Of more direct concern to banks and other lenders, Dodd-Frank also authorizes the newly created Consumer Financial Protection Bureau to collect data from companies it regulates “as necessary for the Bureau to fulfill the monitoring, assessment, and reporting responsibilities imposed by Congress.” 12 U.S.C. § 5512(c)(4)(B)(ii).
The bureau has not issued a rule or order governing its collection of data, as required by the act, yet it reportedly is demanding voluminous records from banks as part of the regular examination process. Responding to data demands is a burdensome process for banks, so expect to see some First Amendment push back against the Bureau soon.

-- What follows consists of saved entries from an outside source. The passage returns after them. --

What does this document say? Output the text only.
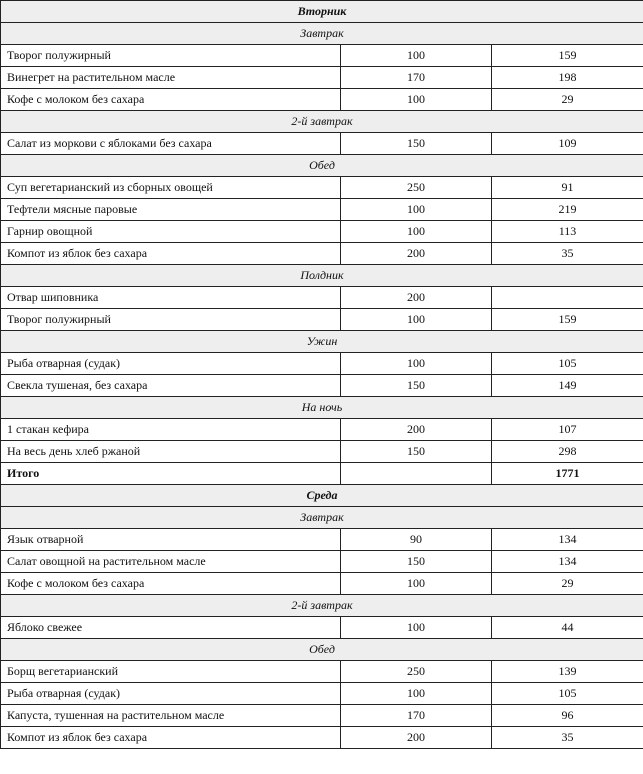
Вторник		
Завтрак		
Творог полужирный	100	159
Винегрет на растительном масле	170	198
Кофе с молоком без сахара	100	29
2-й завтрак		
Салат из моркови с яблоками без сахара	150	109
Обед		
Суп вегетарианский из сборных овощей	250	91
Тефтели мясные паровые	100	219
Гарнир овощной	100	113
Компот из яблок без сахара	200	35
Полдник		
Отвар шиповника	200	
Творог полужирный	100	159
Ужин		
Рыба отварная (судак)	100	105
Свекла тушеная, без сахара	150	149
На ночь		
1 стакан кефира	200	107
На весь день хлеб ржаной	150	298
Итого		1771
Среда		
Завтрак		
Язык отварной	90	134
Салат овощной на растительном масле	150	134
Кофе с молоком без сахара	100	29
2-й завтрак		
Яблоко свежее	100	44
Обед		
Борщ вегетарианский	250	139
Рыба отварная (судак)	100	105
Капуста, тушенная на растительном масле	170	96
Компот из яблок без сахара	200	35
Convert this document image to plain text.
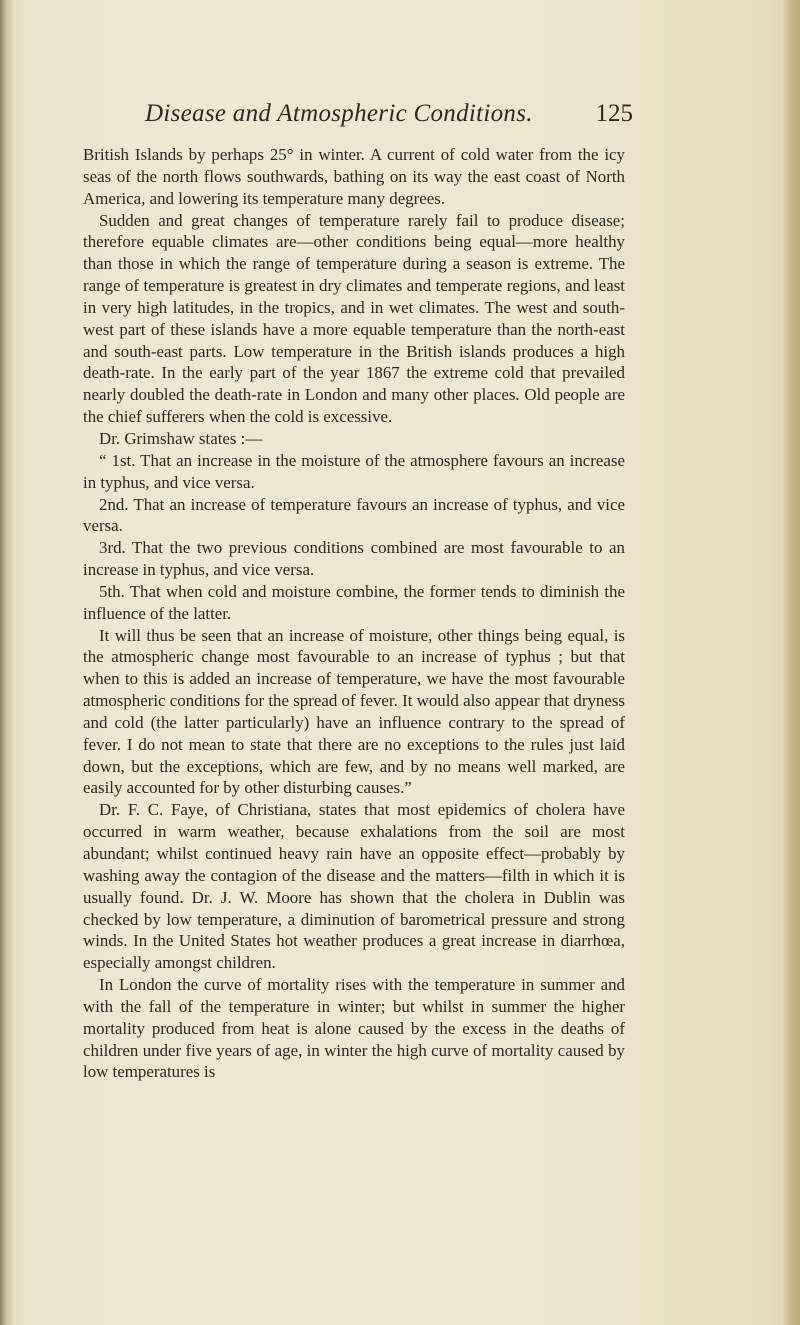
Disease and Atmospheric Conditions.	125

British Islands by perhaps 25° in winter. A current of cold water from the icy seas of the north flows southwards, bathing on its way the east coast of North America, and lowering its temperature many degrees.

Sudden and great changes of temperature rarely fail to produce disease; therefore equable climates are—other conditions being equal—more healthy than those in which the range of temperature during a season is extreme. The range of temperature is greatest in dry climates and temperate regions, and least in very high latitudes, in the tropics, and in wet climates. The west and south-west part of these islands have a more equable temperature than the north-east and south-east parts. Low temperature in the British islands produces a high death-rate. In the early part of the year 1867 the extreme cold that prevailed nearly doubled the death-rate in London and many other places. Old people are the chief sufferers when the cold is excessive.

Dr. Grimshaw states :—

“ 1st. That an increase in the moisture of the atmosphere favours an increase in typhus, and vice versa.

2nd. That an increase of temperature favours an increase of typhus, and vice versa.

3rd. That the two previous conditions combined are most favourable to an increase in typhus, and vice versa.

5th. That when cold and moisture combine, the former tends to diminish the influence of the latter.

It will thus be seen that an increase of moisture, other things being equal, is the atmospheric change most favourable to an increase of typhus ; but that when to this is added an increase of temperature, we have the most favourable atmospheric conditions for the spread of fever. It would also appear that dryness and cold (the latter particularly) have an influence contrary to the spread of fever. I do not mean to state that there are no exceptions to the rules just laid down, but the exceptions, which are few, and by no means well marked, are easily accounted for by other disturbing causes.”

Dr. F. C. Faye, of Christiana, states that most epidemics of cholera have occurred in warm weather, because exhalations from the soil are most abundant; whilst continued heavy rain have an opposite effect—probably by washing away the contagion of the disease and the matters—filth in which it is usually found. Dr. J. W. Moore has shown that the cholera in Dublin was checked by low temperature, a diminution of barometrical pressure and strong winds. In the United States hot weather produces a great increase in diarrhœa, especially amongst children.

In London the curve of mortality rises with the temperature in summer and with the fall of the temperature in winter; but whilst in summer the higher mortality produced from heat is alone caused by the excess in the deaths of children under five years of age, in winter the high curve of mortality caused by low temperatures is
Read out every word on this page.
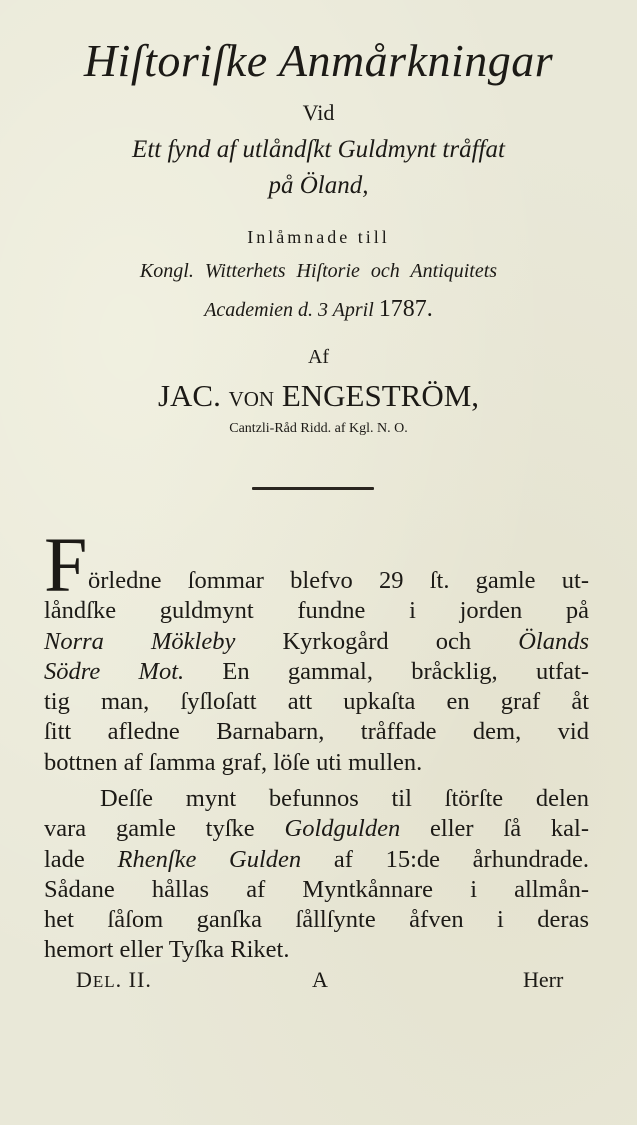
Hiſtoriſke Anmårkningar
Vid
Ett fynd af utlåndſkt Guldmynt tråffat
på Öland,
Inlåmnade till
Kongl. Witterhets Hiſtorie och Antiquitets
Academien d. 3 April 1787.
Af
JAC. VON ENGESTRÖM,
Cantzli-Råd Ridd. af Kgl. N. O.
F örledne ſommar blefvo 29 ſt. gamle ut-
låndſke guldmynt fundne i jorden på
Norra Mökleby Kyrkogård och Ölands
Södre Mot. En gammal, bråcklig, utfat-
tig man, ſyſloſatt att upkaſta en graf åt
ſitt afledne Barnabarn, tråffade dem, vid
bottnen af ſamma graf, löſe uti mullen.
Deſſe mynt befunnos til ſtörſte delen
vara gamle tyſke Goldgulden eller ſå kal-
lade Rhenſke Gulden af 15:de århundrade.
Sådane hållas af Myntkånnare i allmån-
het ſåſom ganſka ſållſynte åfven i deras
hemort eller Tyſka Riket.
DEL. II.	A	Herr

Improving the regulatory process and the marketplace may be substantial government interests, but the First Amendment requires the bureau, if challenged, to prove how demanding large amounts of transactional data on an ad hoc basis directly serves those interests. As Sorrell makes abundantly clear, the government “may not burden the speech of others in order to tilt public debate in a preferred direction.”
Wait, here comes a reporter. Should we tell her that the First Amendment is not just for newspapers anymore?